The most popular type of registration in India is for a partnership firm. The key advantages of partnership registration are that it is the most cost-effective in this category, that it requires minimal tax compliance, that it is simple to create the organization, and that it does not require any initial capital. It is suggested for small businesses and home-based businesses.
What is a Partnership Firm?
A partnership firm is a type of business structure or entity used to conduct small and medium-sized transactions between two partners under certain terms and conditions known as the 'partnership deed.' When the LLP was introduced, this type of registration became obsolete.
Requirements for Company Registration:
- Two partners are required.
- Copy of proposed Partners' PAN cards (self-attested)
- Proposed partners' ID proof (Passport/Driving License/Voters ID) (self-attested)

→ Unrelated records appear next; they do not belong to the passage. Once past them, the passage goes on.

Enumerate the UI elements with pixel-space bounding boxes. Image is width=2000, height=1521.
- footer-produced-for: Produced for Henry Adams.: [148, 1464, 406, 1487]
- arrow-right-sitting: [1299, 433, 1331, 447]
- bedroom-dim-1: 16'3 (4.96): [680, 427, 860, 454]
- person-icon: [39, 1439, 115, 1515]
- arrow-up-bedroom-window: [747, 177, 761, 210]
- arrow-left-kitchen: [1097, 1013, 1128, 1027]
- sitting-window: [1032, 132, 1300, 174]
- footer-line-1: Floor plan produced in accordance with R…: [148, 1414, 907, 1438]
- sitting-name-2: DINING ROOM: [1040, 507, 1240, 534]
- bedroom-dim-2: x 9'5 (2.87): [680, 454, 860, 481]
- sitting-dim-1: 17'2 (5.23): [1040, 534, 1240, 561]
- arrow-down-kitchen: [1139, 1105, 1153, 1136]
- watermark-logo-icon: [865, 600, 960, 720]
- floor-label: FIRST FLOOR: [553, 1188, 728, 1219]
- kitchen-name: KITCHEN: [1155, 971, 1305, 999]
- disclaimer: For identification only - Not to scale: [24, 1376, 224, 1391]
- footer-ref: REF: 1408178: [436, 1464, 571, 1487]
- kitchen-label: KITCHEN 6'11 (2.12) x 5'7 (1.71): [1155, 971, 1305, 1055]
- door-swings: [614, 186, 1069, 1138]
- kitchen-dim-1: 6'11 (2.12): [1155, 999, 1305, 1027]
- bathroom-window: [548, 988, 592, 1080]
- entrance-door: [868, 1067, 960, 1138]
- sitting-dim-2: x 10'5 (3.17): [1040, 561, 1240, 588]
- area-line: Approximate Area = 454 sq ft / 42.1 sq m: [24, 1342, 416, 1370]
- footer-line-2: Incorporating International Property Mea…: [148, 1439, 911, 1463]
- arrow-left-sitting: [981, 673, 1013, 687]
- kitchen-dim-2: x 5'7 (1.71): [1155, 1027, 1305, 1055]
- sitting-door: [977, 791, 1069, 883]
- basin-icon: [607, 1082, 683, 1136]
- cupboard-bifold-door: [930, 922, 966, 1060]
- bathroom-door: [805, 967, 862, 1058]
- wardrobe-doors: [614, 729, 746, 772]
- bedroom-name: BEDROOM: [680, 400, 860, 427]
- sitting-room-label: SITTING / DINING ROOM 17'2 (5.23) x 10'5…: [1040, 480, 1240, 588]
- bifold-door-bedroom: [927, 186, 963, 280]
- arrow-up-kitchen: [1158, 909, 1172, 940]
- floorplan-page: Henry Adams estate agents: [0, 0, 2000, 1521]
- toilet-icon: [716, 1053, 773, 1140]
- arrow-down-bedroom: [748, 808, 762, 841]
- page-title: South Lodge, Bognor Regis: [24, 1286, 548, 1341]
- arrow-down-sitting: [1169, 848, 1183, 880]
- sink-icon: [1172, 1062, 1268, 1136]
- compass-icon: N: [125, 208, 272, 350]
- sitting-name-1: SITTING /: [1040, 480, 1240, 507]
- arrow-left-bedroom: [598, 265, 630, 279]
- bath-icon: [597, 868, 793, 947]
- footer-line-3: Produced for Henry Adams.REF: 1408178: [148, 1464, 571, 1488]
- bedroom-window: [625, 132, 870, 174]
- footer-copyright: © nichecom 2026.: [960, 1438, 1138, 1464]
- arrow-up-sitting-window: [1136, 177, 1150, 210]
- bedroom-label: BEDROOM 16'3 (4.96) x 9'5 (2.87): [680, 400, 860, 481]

- All directors must provide proof of current residence (bank statement/electricity bill/mobile bill) (self-attested)
- Proof of the proposed Registered Office's address (electricity bill/property tax receipt, etc.) It could be a residence.
- 2 passport-size photos of potential Partners
Partnership Registration Process
- Partnership Agreement Drafting Deed
- Filing with the Partnership Registrar
- Obtaining a Partnership Registration Certificate
Why register a Partnership Firm?
- It is a low-cost model for running a business.
- The most effective way to start a small business.